Keywords: biofilms; dental caries; hydrogen peroxide; intermicrobial interactions; oral biology.

Fig 1

A Strain of S. mitis inhibits S. mutans biofilm formation. (A) Representative image of a CV biofilm biomass assay where S. mutans is cocultured with different oral streptococci species (listed down right y-axis) in TYGS medium. S. mutans monoculture is shown at the top for reference. (B) CV quantification (Abs 575 nm) of the experiment shown in A. Data are expressed as the percentage of biomass formed in comparison to S. mutans monoculture (i.e., monoculture values set to 100%). B’ is same data on a smaller y-axis with S. cristatus and S. sobrinus coculture data removed. n = 6. (C) Merged representative maximum intensity 40× Z-projection of 24 h S. mutans monoculture biofilm (Mono). S. mutans constitutively expresses green fluorescent protein (GFP; green), eDNA was probed with labeled antibodies (yellow), and glucans were visualized with labeled dextran (red). Scale bar (100 µm) is shown in the bottom right corner. (D) Merged representative maximum intensity 40× Z-projection of 24 h S. mutans cocultured biofilm with S. mitis (+S. mitis). (E) Quantification of individual S. mutans microcolony volumes, (F) number of S. mutans microcolonies per field of view, (G) glucan biomass, and (H) eDNA biomass from the microscopy data shown in C and D. n = 4. Light gray bars represent S. mutans monoculture, and darker gray bars indicate coculture with S. mitis. Quantification was completed using Gen5 Image+ software. (I) S. mutans colony forming units (CFUs) returned from 24 h biofilms, with enumeration of cells in either biofilm (blue circles) or planktonic growth phase (green squares), grown with or without S. mitis. n = 4. (J) S. mitis CFUs returned.

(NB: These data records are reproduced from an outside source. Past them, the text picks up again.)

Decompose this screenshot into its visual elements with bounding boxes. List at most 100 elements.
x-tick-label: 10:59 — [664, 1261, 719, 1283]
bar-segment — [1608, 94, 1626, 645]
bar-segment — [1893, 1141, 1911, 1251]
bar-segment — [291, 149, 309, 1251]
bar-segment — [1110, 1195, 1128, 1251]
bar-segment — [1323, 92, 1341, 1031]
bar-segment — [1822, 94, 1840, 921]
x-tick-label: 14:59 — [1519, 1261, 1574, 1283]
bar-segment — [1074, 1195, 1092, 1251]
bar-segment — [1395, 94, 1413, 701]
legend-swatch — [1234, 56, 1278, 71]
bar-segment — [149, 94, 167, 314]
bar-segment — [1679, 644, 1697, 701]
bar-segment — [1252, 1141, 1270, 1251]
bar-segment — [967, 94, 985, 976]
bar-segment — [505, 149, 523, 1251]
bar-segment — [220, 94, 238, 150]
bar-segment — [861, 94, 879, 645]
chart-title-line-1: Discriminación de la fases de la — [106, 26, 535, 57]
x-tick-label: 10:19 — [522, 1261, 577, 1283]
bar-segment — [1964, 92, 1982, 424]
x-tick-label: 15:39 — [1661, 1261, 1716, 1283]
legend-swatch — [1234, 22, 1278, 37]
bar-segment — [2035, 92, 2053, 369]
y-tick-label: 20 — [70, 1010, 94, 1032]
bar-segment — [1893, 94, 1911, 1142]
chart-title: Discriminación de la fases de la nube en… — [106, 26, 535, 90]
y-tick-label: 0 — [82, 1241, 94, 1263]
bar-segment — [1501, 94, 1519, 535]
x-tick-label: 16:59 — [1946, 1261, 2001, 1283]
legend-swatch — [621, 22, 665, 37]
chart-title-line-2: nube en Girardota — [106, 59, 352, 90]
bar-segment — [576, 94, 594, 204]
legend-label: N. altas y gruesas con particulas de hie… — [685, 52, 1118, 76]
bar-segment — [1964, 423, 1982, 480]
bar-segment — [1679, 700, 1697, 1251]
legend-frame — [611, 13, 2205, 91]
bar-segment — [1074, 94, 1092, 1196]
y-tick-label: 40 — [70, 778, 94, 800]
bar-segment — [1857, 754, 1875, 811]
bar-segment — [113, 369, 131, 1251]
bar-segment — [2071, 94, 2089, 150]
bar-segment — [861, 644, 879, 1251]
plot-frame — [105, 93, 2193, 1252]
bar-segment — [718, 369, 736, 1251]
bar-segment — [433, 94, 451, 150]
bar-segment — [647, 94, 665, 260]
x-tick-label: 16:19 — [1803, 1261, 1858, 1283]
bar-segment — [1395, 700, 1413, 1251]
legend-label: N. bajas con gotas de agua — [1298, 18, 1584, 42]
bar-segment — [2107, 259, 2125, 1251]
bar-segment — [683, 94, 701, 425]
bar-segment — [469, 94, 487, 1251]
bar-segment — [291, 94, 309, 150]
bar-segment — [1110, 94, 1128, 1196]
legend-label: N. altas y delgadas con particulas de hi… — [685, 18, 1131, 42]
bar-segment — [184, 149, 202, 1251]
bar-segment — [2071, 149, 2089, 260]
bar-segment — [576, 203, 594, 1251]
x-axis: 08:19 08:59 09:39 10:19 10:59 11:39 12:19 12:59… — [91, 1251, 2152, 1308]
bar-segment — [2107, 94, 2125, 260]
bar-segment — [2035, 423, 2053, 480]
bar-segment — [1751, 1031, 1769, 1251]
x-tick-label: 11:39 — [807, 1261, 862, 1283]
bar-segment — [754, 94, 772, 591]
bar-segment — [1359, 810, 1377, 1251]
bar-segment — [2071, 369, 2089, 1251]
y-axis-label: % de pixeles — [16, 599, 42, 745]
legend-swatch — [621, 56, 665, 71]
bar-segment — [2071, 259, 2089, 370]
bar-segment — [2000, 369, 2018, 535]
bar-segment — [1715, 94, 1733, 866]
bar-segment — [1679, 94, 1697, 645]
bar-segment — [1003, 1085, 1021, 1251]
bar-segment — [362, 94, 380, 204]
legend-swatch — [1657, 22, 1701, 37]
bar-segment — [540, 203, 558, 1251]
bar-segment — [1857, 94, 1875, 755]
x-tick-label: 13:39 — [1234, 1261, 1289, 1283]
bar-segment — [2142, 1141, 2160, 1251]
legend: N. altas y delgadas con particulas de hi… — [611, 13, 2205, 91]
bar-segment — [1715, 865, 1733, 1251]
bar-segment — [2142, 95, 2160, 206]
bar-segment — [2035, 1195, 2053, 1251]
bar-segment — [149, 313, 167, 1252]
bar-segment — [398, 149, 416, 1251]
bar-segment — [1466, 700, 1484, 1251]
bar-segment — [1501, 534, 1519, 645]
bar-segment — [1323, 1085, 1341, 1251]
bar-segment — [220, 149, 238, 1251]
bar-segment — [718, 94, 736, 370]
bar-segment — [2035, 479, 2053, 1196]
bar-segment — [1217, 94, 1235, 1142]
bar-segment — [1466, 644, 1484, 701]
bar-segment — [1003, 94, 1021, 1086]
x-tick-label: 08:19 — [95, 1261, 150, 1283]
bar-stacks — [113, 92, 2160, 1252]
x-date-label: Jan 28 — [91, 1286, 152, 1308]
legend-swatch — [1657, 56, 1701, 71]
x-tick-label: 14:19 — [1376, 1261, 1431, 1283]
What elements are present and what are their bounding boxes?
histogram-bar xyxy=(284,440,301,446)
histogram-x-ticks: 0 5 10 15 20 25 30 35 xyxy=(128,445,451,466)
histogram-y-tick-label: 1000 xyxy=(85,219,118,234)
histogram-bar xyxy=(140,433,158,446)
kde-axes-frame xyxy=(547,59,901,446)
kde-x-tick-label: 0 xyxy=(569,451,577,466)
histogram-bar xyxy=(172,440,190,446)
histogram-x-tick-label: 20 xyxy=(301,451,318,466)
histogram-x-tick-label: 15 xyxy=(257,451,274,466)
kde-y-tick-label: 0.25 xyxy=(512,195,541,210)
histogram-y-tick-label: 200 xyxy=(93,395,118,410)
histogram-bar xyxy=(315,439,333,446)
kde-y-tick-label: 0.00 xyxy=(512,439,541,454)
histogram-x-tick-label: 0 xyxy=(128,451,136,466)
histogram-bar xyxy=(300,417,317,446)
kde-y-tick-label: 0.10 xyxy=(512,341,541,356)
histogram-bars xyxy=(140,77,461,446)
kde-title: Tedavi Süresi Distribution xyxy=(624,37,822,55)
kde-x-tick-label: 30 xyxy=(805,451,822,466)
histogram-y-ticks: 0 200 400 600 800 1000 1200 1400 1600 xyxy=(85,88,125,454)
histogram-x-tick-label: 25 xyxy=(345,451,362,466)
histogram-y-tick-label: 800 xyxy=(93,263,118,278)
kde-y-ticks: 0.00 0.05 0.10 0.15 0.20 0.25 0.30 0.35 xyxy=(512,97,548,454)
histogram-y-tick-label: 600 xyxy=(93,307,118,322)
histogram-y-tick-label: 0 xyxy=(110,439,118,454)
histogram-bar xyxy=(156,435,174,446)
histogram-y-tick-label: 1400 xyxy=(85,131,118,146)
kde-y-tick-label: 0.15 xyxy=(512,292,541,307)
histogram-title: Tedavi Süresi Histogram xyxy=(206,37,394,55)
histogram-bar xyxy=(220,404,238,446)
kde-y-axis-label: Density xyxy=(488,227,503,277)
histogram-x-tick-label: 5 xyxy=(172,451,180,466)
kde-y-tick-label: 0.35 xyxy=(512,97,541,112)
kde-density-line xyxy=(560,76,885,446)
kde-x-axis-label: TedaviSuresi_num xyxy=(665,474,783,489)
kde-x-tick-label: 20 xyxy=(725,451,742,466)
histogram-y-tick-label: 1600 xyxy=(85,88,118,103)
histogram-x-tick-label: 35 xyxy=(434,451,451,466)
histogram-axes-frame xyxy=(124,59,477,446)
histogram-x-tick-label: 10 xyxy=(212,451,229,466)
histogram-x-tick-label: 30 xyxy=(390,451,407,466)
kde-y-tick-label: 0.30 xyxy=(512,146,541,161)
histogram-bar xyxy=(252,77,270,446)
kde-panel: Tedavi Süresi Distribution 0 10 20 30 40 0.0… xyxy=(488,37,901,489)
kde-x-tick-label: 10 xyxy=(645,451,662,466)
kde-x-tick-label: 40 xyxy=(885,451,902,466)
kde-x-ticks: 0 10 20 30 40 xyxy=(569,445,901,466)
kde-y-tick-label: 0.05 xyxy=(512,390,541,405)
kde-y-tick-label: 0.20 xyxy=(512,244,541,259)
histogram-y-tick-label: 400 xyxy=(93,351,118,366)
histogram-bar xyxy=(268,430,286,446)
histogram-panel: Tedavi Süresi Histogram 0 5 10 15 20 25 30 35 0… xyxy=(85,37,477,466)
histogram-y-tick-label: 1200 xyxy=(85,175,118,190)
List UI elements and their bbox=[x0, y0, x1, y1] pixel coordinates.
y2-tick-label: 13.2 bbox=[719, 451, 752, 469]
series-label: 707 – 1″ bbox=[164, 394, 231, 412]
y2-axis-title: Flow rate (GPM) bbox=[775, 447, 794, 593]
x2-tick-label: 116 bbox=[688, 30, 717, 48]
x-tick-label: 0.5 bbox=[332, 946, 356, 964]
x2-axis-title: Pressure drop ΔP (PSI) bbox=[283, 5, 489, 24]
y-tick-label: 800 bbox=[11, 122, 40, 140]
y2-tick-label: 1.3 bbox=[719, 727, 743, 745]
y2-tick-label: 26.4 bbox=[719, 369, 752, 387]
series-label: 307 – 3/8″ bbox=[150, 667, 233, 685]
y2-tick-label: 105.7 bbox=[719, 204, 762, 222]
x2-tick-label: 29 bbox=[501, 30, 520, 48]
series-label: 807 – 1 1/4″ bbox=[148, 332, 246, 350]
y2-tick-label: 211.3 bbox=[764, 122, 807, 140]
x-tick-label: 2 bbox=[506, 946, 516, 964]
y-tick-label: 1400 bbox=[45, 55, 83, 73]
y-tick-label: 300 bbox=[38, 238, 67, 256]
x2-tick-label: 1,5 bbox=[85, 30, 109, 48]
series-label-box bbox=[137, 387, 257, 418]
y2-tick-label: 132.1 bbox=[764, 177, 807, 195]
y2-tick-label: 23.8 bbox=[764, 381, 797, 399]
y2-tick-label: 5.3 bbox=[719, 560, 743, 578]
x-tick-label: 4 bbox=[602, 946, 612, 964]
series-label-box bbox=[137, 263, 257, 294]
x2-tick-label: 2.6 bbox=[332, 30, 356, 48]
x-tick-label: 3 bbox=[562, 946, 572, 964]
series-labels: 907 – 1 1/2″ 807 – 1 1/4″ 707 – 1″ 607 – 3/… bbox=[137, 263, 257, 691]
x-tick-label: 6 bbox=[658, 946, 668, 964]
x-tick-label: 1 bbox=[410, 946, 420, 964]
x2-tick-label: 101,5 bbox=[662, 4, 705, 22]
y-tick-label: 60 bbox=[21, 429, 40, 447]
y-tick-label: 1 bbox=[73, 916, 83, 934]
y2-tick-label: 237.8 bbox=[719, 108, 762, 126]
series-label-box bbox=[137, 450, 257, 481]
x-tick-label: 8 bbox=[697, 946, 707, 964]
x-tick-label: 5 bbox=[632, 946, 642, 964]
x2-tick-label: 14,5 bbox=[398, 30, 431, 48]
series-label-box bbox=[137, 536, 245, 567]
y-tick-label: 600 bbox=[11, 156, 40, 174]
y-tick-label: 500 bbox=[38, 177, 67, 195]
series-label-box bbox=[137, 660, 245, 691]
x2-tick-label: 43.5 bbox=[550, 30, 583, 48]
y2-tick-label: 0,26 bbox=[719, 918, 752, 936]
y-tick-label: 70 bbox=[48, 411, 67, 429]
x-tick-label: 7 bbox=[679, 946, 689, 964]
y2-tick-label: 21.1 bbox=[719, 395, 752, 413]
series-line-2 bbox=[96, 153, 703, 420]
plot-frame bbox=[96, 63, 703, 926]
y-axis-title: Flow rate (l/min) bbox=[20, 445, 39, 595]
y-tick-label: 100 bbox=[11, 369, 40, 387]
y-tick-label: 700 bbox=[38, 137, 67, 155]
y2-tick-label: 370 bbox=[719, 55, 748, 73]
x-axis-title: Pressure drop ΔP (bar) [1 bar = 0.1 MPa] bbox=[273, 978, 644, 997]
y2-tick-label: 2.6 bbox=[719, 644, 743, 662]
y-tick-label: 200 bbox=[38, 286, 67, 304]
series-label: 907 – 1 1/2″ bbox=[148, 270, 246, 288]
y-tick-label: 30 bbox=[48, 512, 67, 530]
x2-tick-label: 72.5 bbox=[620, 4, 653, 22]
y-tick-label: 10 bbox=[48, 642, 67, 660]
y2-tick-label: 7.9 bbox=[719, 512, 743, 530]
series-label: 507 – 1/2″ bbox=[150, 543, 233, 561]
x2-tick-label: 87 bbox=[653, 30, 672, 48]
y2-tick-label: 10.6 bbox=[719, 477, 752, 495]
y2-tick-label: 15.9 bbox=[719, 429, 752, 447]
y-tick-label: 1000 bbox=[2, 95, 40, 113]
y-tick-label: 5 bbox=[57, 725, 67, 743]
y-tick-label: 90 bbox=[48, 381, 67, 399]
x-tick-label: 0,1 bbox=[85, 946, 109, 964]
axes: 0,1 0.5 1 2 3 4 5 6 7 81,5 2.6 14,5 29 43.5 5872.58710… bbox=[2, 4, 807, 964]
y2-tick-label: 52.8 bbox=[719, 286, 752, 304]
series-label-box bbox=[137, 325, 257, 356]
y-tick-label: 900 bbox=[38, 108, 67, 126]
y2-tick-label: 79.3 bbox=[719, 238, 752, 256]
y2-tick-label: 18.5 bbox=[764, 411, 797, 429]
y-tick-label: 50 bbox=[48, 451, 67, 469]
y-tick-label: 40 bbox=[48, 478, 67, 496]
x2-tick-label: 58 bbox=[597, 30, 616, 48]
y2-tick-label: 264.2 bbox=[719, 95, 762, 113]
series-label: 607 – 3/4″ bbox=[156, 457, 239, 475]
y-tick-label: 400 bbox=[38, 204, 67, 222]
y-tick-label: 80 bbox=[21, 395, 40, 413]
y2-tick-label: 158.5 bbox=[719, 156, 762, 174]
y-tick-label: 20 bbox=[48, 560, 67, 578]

Data graphing and two-way analysis of variance with multiple comparisons or Student’s t-test were completed in GraphPad Prism software.

Fig 2

S. mutans is specifically inhibited by strain ATCC 49456. (A) CV quantification (Abs 575 nm) of biomass formed by various S. mutans isolates grown in monoculture (Mono) or in coculture with S. mitis (+ 49456). (B) Representative image of a CV biofilm biomass assay where S. mutans is cocultured with different strains of S. mitis (listed down right y-axis). (C) CV quantification (Abs 575 nm) of the experiment shown in B. Data are expressed as the percentage of biomass formed in comparison to S. mutans monoculture. Light gray bars represent S. mutans monoculture, and darker gray bars indicate coculture with S. mitis. (D) Merged representative maximum intensity 40× Z-projection of 24 h S. mutans cocultured biofilms with different strains of S. mitis (labeled in top right corner). S. mutans constitutively expresses green fluorescent protein (GFP; green), eDNA was probed with labeled antibodies (yellow), glucans were visualized with labeled dextran (red), and a total cell strain was applied to visualize S. mitis within the biofilms (Hoechst 33342; blue). Scale bar (100 µm) is shown in the bottom right corner. Arrows denote examples of S. mutans microcolonies. (E) Quantification of individual S. mutans microcolony volumes, (F) biofilm thickness, (G) glucan biomass, and (H) eDNA biomass from the microscopy data shown in D. n = 4. Quantification was completed using Gen5 Image+ software. Data graphing and one-way analysis of variance with multiple comparisons were completed in GraphPad Prism software.

Fig 3

High levels of hydrogen peroxide produced by strain ATCC 49456 inhibit S. mutans in close proximity. (A) Quantification of hydrogen peroxide present in culture supernatants of different oral species. Values were normalized to culture density (OD_{600 nm}) prior to centrifugation and extraction of culture supernatants. S. mitis (ATCC 49456) is shown on the left. A’ is same data on a smaller y-axis with S. mitis data removed. n = 4. (B) Quantification of hydrogen peroxide present in culture supernatants of different S. mitis strains. (C) Representative image of a CV biofilm biomass assay where S. mutans is grown in fresh medium (above dashed line), or grown in extracted 24 h supernatants of various cultures (below dashed line, listed down right y-axis). (D) CV quantification (Abs 575 nm) of the experiment shown in C. Data are expressed as the percentage of biomass formed in comparison to S. mutans alone grown in fresh medium (Mono; i.e., monoculture values set to 100%). n = 8. Light gray bars represent S. mutans monoculture, and darker gray bars indicate coculture with S. mitis. (E) Representative image of a CV biofilm biomass assay where S. mutans is inoculated in the bottom of a Transwell, and various species are inoculated on top (listed down right y-axis). (F) CV quantification (Abs 575 nm) of the experiment shown in E. Data are expressed as the percentage of biomass formed in comparison to S. mutans alone grown in fresh medium (Mono; i.e., monoculture values set to 100%). n = 8. Data graphing and one-way analysis of variance with multiple comparisons were completed in GraphPad Prism software.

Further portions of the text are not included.